Are Your Data and Operations Safe?
One of our favorite newsletters, published by mortgage industry veterans of 30+ years’ standing, is the Garrett McAuley Report, a no-nonsense look at some of the issues percolating in the industry. The latest edition mentions the relevance to our industry of the recent ransomware attacks that affected most major countries in the world . Here’s their take. How are you positioned for this eventuality?
For more along the same lines, check out their Articles page.
May 21, 2017
To Our Clients, Colleagues, and Friends:
- Everyone has heard about the ransomware attacks last week, and our impression is that very few independent mortgage companies are prepared for this sort of thing. About 70-75% of our clients use Ellie Mae’s Encompass, and when we ask about the security of their loan files, the answer is usually along the lines of, “Not a problem. Encompass is hosted.” True but irrelevant if cyber-attacks take down Ellie Mae and you don’t have back-up. Do yourself a big favor and start thinking through all the ways you need to protect yourself.

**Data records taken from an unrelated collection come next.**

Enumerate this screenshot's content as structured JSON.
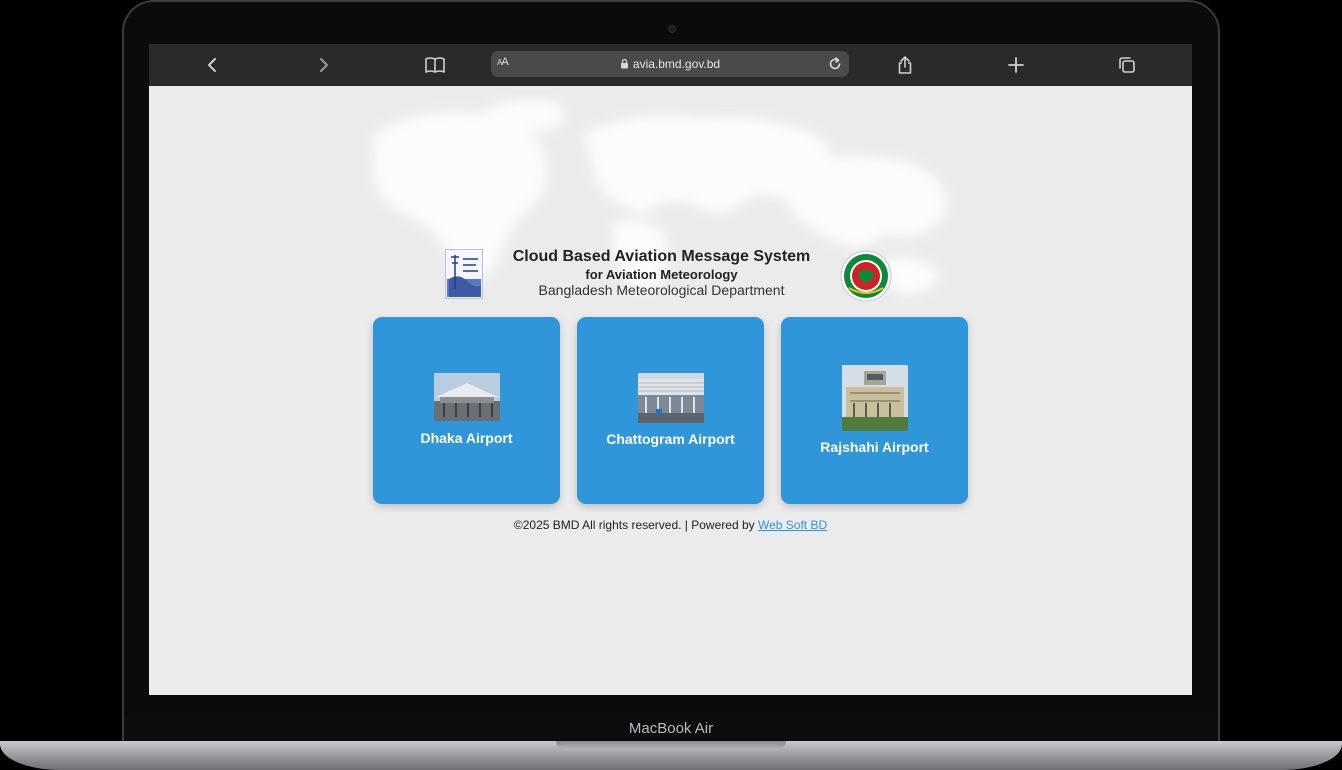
{
  "device": {
    "brand_label": "MacBook Air"
  },
  "browser": {
    "url": "avia.bmd.gov.bd",
    "aa_label_big": "A",
    "aa_label_small": "A",
    "icons": [
      "back-icon",
      "forward-icon",
      "bookmarks-icon",
      "text-size-icon",
      "lock-icon",
      "reload-icon",
      "share-icon",
      "new-tab-icon",
      "tabs-icon"
    ]
  },
  "header": {
    "title": "Cloud Based Aviation Message System",
    "subtitle": "for Aviation Meteorology",
    "department": "Bangladesh Meteorological Department"
  },
  "cards": [
    {
      "label": "Dhaka Airport"
    },
    {
      "label": "Chattogram Airport"
    },
    {
      "label": "Rajshahi Airport"
    }
  ],
  "footer": {
    "copyright": "©2025 BMD All rights reserved. | Powered by",
    "link_text": "Web Soft BD"
  },
  "colors": {
    "card_bg": "#2f96d9",
    "link": "#2f96d9",
    "page_bg": "#ebebeb",
    "toolbar_bg": "#2a2a2c"
  }
}
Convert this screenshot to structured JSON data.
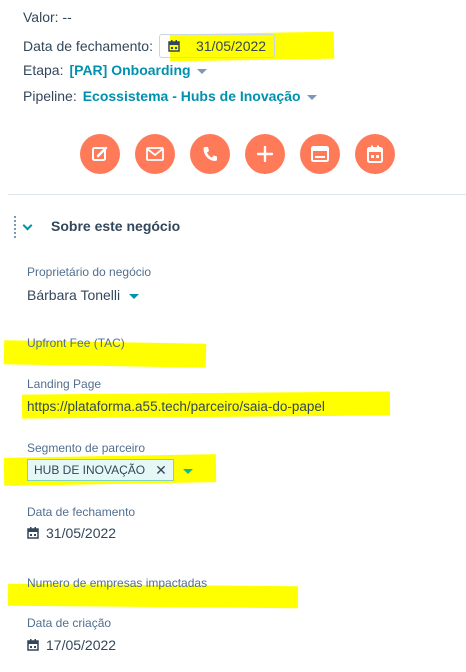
{
  "summary": {
    "valor": "Valor: --",
    "close_date_label": "Data de fechamento:",
    "close_date_value": "31/05/2022",
    "stage_label": "Etapa:",
    "stage_value": "[PAR] Onboarding",
    "pipeline_label": "Pipeline:",
    "pipeline_value": "Ecossistema - Hubs de Inovação"
  },
  "actions": [
    {
      "icon": "note-icon"
    },
    {
      "icon": "email-icon"
    },
    {
      "icon": "phone-icon"
    },
    {
      "icon": "plus-icon"
    },
    {
      "icon": "log-activity-icon"
    },
    {
      "icon": "meeting-calendar-icon"
    }
  ],
  "section": {
    "title": "Sobre este negócio"
  },
  "properties": {
    "owner_label": "Proprietário do negócio",
    "owner_value": "Bárbara Tonelli",
    "upfront_label": "Upfront Fee (TAC)",
    "landing_label": "Landing Page",
    "landing_value": "https://plataforma.a55.tech/parceiro/saia-do-papel",
    "segment_label": "Segmento de parceiro",
    "segment_tag": "HUB DE INOVAÇÃO",
    "close_label": "Data de fechamento",
    "close_value": "31/05/2022",
    "companies_label": "Numero de empresas impactadas",
    "created_label": "Data de criação",
    "created_value": "17/05/2022"
  },
  "colors": {
    "accent": "#ff7a59",
    "link": "#0091ae",
    "highlight": "#ffff00",
    "text": "#33475b"
  }
}
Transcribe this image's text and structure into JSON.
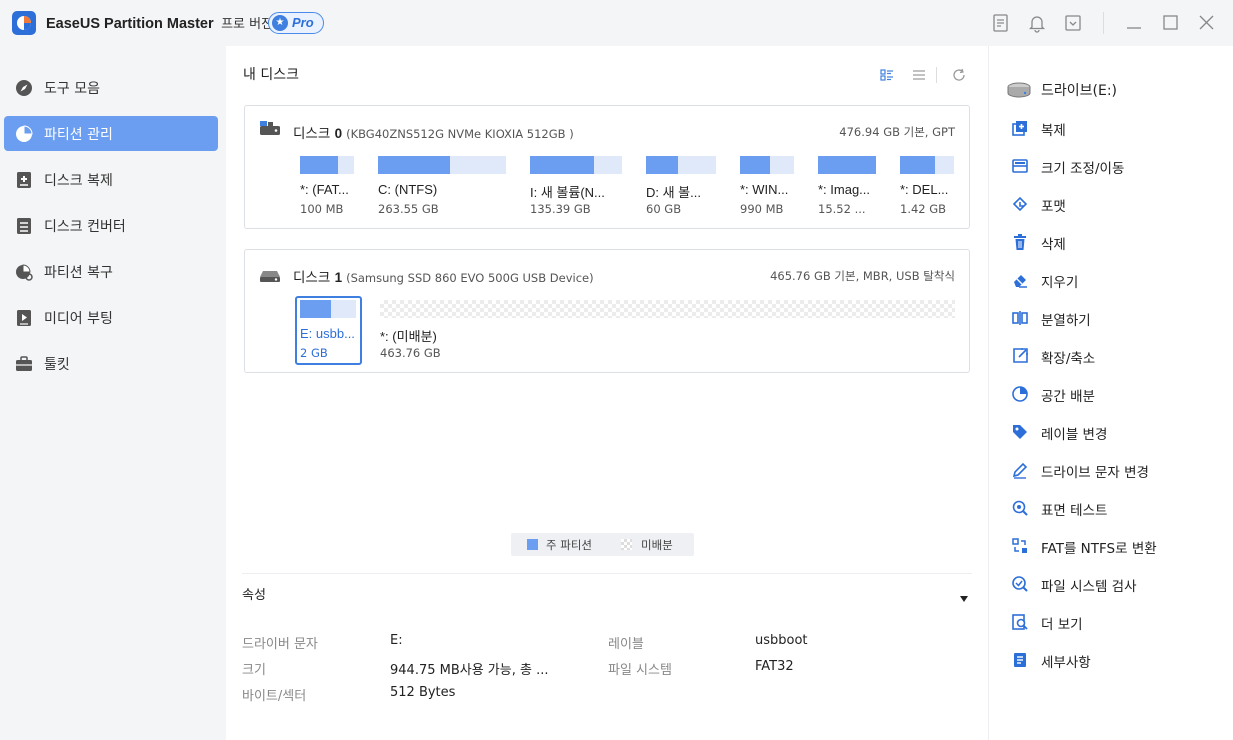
{
  "app": {
    "title": "EaseUS Partition Master",
    "edition": "프로 버전",
    "badge": "Pro"
  },
  "titlebar_icons": [
    "notes-icon",
    "bell-icon",
    "dropdown-box-icon",
    "minimize-icon",
    "maximize-icon",
    "close-icon"
  ],
  "sidebar": {
    "items": [
      {
        "label": "도구 모음",
        "icon": "compass-icon"
      },
      {
        "label": "파티션 관리",
        "icon": "pie-icon",
        "active": true
      },
      {
        "label": "디스크 복제",
        "icon": "clone-plus-icon"
      },
      {
        "label": "디스크 컨버터",
        "icon": "disk-convert-icon"
      },
      {
        "label": "파티션 복구",
        "icon": "recover-icon"
      },
      {
        "label": "미디어 부팅",
        "icon": "media-boot-icon"
      },
      {
        "label": "툴킷",
        "icon": "toolbox-icon"
      }
    ]
  },
  "main": {
    "title": "내 디스크",
    "disks": [
      {
        "name_prefix": "디스크",
        "number": "0",
        "model": "(KBG40ZNS512G NVMe KIOXIA 512GB )",
        "info": "476.94 GB 기본, GPT",
        "partitions": [
          {
            "label": "*: (FAT...",
            "size": "100 MB",
            "used": 0.7
          },
          {
            "label": "C: (NTFS)",
            "size": "263.55 GB",
            "used": 0.56
          },
          {
            "label": "I: 새 볼륨(N...",
            "size": "135.39 GB",
            "used": 0.7
          },
          {
            "label": "D: 새 볼...",
            "size": "60 GB",
            "used": 0.45
          },
          {
            "label": "*: WIN...",
            "size": "990 MB",
            "used": 0.55
          },
          {
            "label": "*: Imag...",
            "size": "15.52 ...",
            "used": 1.0
          },
          {
            "label": "*: DEL...",
            "size": "1.42 GB",
            "used": 0.65
          }
        ]
      },
      {
        "name_prefix": "디스크",
        "number": "1",
        "model": "(Samsung  SSD 860 EVO 500G USB Device)",
        "info": "465.76 GB 기본, MBR, USB 탈착식",
        "partitions": [
          {
            "label": "E: usbb...",
            "size": "2 GB",
            "used": 0.55,
            "selected": true
          },
          {
            "label": "*: (미배분)",
            "size": "463.76 GB",
            "unallocated": true
          }
        ]
      }
    ],
    "legend": {
      "primary": "주 파티션",
      "unallocated": "미배분"
    },
    "properties": {
      "title": "속성",
      "items": [
        {
          "key": "드라이버 문자",
          "value": "E:"
        },
        {
          "key": "레이블",
          "value": "usbboot"
        },
        {
          "key": "크기",
          "value": "944.75 MB사용 가능, 총 ..."
        },
        {
          "key": "파일 시스템",
          "value": "FAT32"
        },
        {
          "key": "바이트/섹터",
          "value": "512 Bytes"
        }
      ]
    }
  },
  "right_panel": {
    "drive_label": "드라이브(E:)",
    "actions": [
      {
        "label": "복제",
        "icon": "clone-icon"
      },
      {
        "label": "크기 조정/이동",
        "icon": "resize-icon"
      },
      {
        "label": "포맷",
        "icon": "format-icon"
      },
      {
        "label": "삭제",
        "icon": "trash-icon"
      },
      {
        "label": "지우기",
        "icon": "eraser-icon"
      },
      {
        "label": "분열하기",
        "icon": "split-icon"
      },
      {
        "label": "확장/축소",
        "icon": "extend-icon"
      },
      {
        "label": "공간 배분",
        "icon": "allocate-icon"
      },
      {
        "label": "레이블 변경",
        "icon": "tag-icon"
      },
      {
        "label": "드라이브 문자 변경",
        "icon": "pen-icon"
      },
      {
        "label": "표면 테스트",
        "icon": "surface-test-icon"
      },
      {
        "label": "FAT를 NTFS로 변환",
        "icon": "convert-icon"
      },
      {
        "label": "파일 시스템 검사",
        "icon": "fs-check-icon"
      },
      {
        "label": "더 보기",
        "icon": "browse-icon"
      },
      {
        "label": "세부사항",
        "icon": "details-icon"
      }
    ]
  },
  "colors": {
    "accent": "#6b9ef0",
    "accent_dark": "#3f7fe0",
    "partition_bg": "#e0e9f9"
  }
}
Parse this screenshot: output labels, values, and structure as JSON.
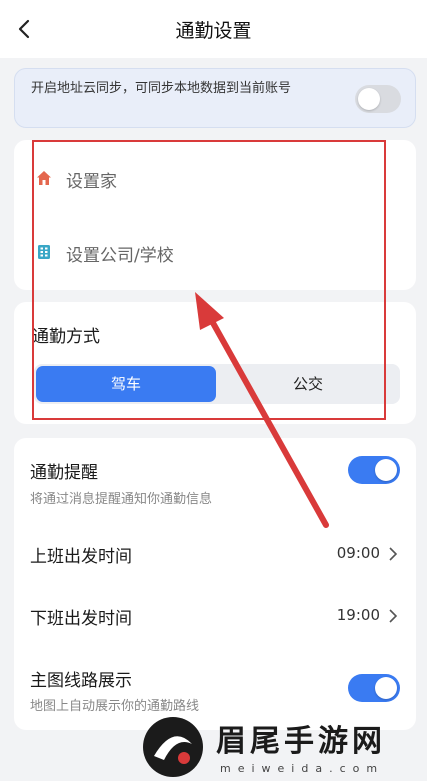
{
  "header": {
    "title": "通勤设置",
    "back_icon": "back-arrow-icon"
  },
  "sync": {
    "text": "开启地址云同步，可同步本地数据到当前账号",
    "enabled": false
  },
  "addresses": [
    {
      "label": "设置家",
      "icon": "home-icon",
      "icon_color": "#e4674e"
    },
    {
      "label": "设置公司/学校",
      "icon": "building-icon",
      "icon_color": "#39a7c6"
    }
  ],
  "commute_mode": {
    "title": "通勤方式",
    "options": [
      "驾车",
      "公交"
    ],
    "selected": "驾车"
  },
  "settings": {
    "reminder": {
      "title": "通勤提醒",
      "subtitle": "将通过消息提醒通知你通勤信息",
      "enabled": true
    },
    "work_time": {
      "title": "上班出发时间",
      "value": "09:00"
    },
    "home_time": {
      "title": "下班出发时间",
      "value": "19:00"
    },
    "route_display": {
      "title": "主图线路展示",
      "subtitle": "地图上自动展示你的通勤路线",
      "enabled": true
    }
  },
  "watermark": {
    "title": "眉尾手游网",
    "url": "meiweida.com"
  },
  "colors": {
    "accent": "#3a7bf2",
    "annotation": "#d93a3a"
  }
}
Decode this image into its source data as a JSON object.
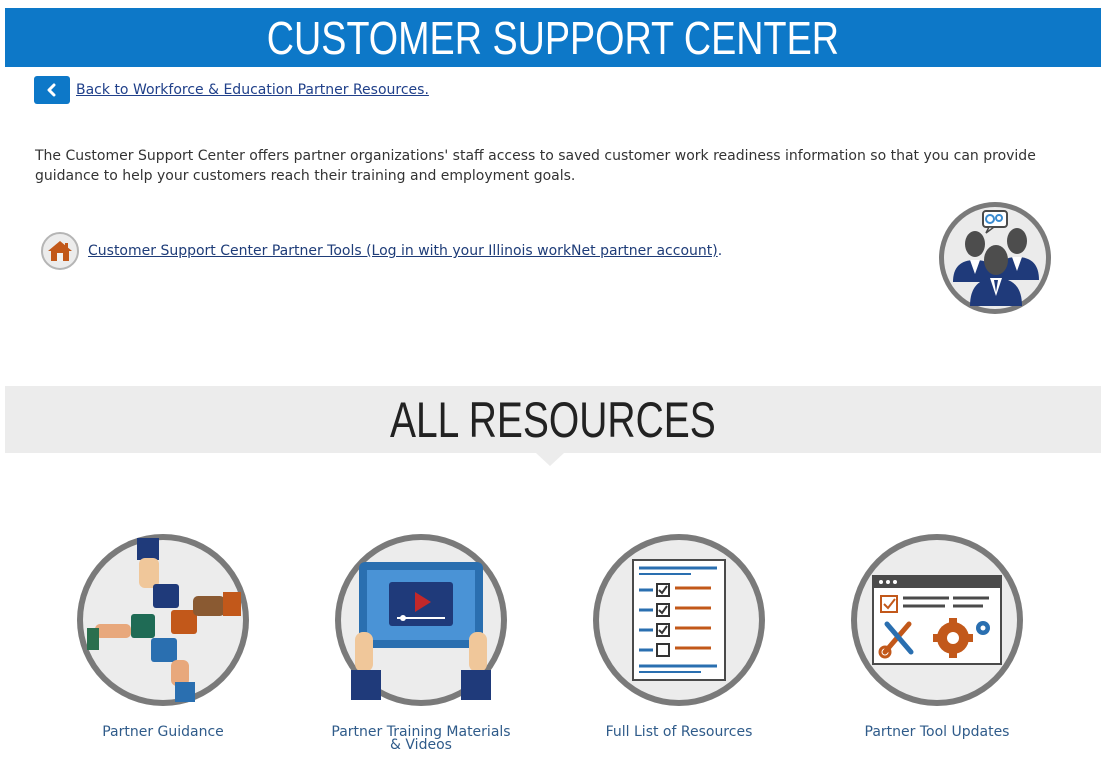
{
  "header": {
    "title": "CUSTOMER SUPPORT CENTER"
  },
  "nav": {
    "back_label": "Back to Workforce & Education Partner Resources."
  },
  "intro": {
    "text": "The Customer Support Center offers partner organizations' staff access to saved customer work readiness information so that you can provide guidance to help your customers reach their training and employment goals."
  },
  "tools": {
    "link_label": "Customer Support Center Partner Tools (Log in with your Illinois workNet partner account)",
    "suffix": "."
  },
  "resources": {
    "title": "ALL RESOURCES",
    "items": [
      {
        "label": "Partner Guidance",
        "icon": "puzzle-hands-icon"
      },
      {
        "label": "Partner Training Materials & Videos",
        "icon": "tablet-video-icon"
      },
      {
        "label": "Full List of Resources",
        "icon": "checklist-icon"
      },
      {
        "label": "Partner Tool Updates",
        "icon": "tools-gear-icon"
      }
    ]
  },
  "colors": {
    "brand_blue": "#0d78c8",
    "band_gray": "#ececec",
    "link_blue": "#1e3c78"
  }
}
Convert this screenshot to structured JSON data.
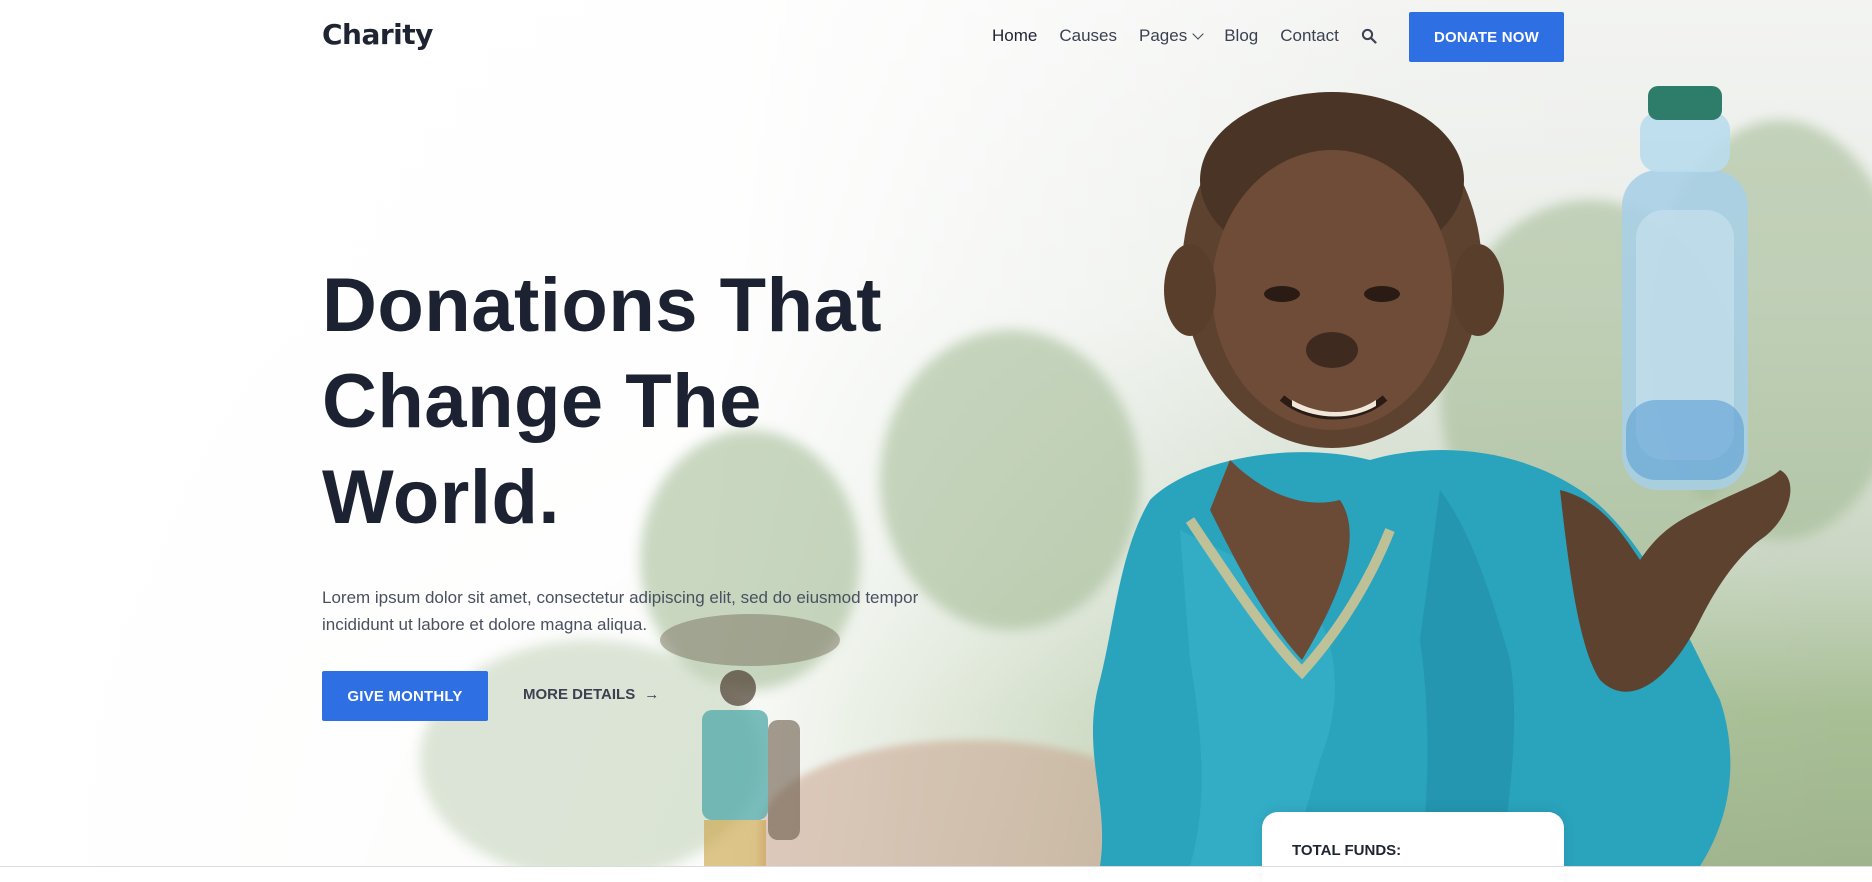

- Think about all the vendors you do business with, and think about how their sudden failure would affect you. As improbable as it seems, what if Ellie Mae failed, or your hedge advisor, or your biggest investor? I asked one mortgage executive how his company would be affected if Encompass made an announcement that they were immediately ceasing all operations. He laughed and said that could never happen, but people also said that about Lehman, Bear Stearns, New Century, and WaMu. I once met a fellow from Chicago, his last name was Kelly, who owned a bunch of banks. Back around 2005 or so, they bought preferred stock issued by Fannie Mae, and that was when Fannie Mae was considered A+ solid. When Fannie Mae was placed into conservatorship, the securities plunged in value, and the FDIC seized all 5 or 6 of his banks.Anyway, I’d say that 90% of our clients don’t do adequate due diligence on their counterparties, and there’s real risk there. Here’s a 13-page guide, Outsourcing Risk, put out by the Federal Reserve on managing counterparty risk, with an emphasis on outsourcing.
Lines of Defense
Here’s a good description of the ‘lines of defense’ approach that many financial institutions are taking to quality control, operational risk management and compliance risk management. Without a framework like this, it becomes much more difficult to meet today’s enhanced regulatory scrutiny, increasingly complex regulatory requirements and rapid pace of regulatory change.
HUD Introduces Defect Taxonomy for FHA Lending
In a growing trend towards streamlining and standardization of quality control and compliance methodologies, HUD has introduced a Defect Taxonomy in its “FHA’s Single Family Housing Loan Quality Assessment Methodology“. This document lays out the methodology that the FHA plans to adopt to improve its own QA efforts.
Knowing how FHA will be evaluating loans is helpful in designing your own QA program. Particularly useful is the definition of nine defect categories, numerous sources/causes for the defects, and four levels of defect severity. These can be roughly translated in ‘Cogentspeak’ to audit question categories, preset comments, and findings levels respectively.
For those configuring their Cogent FHA audit shells: your work has just become easier and more complex at the same time.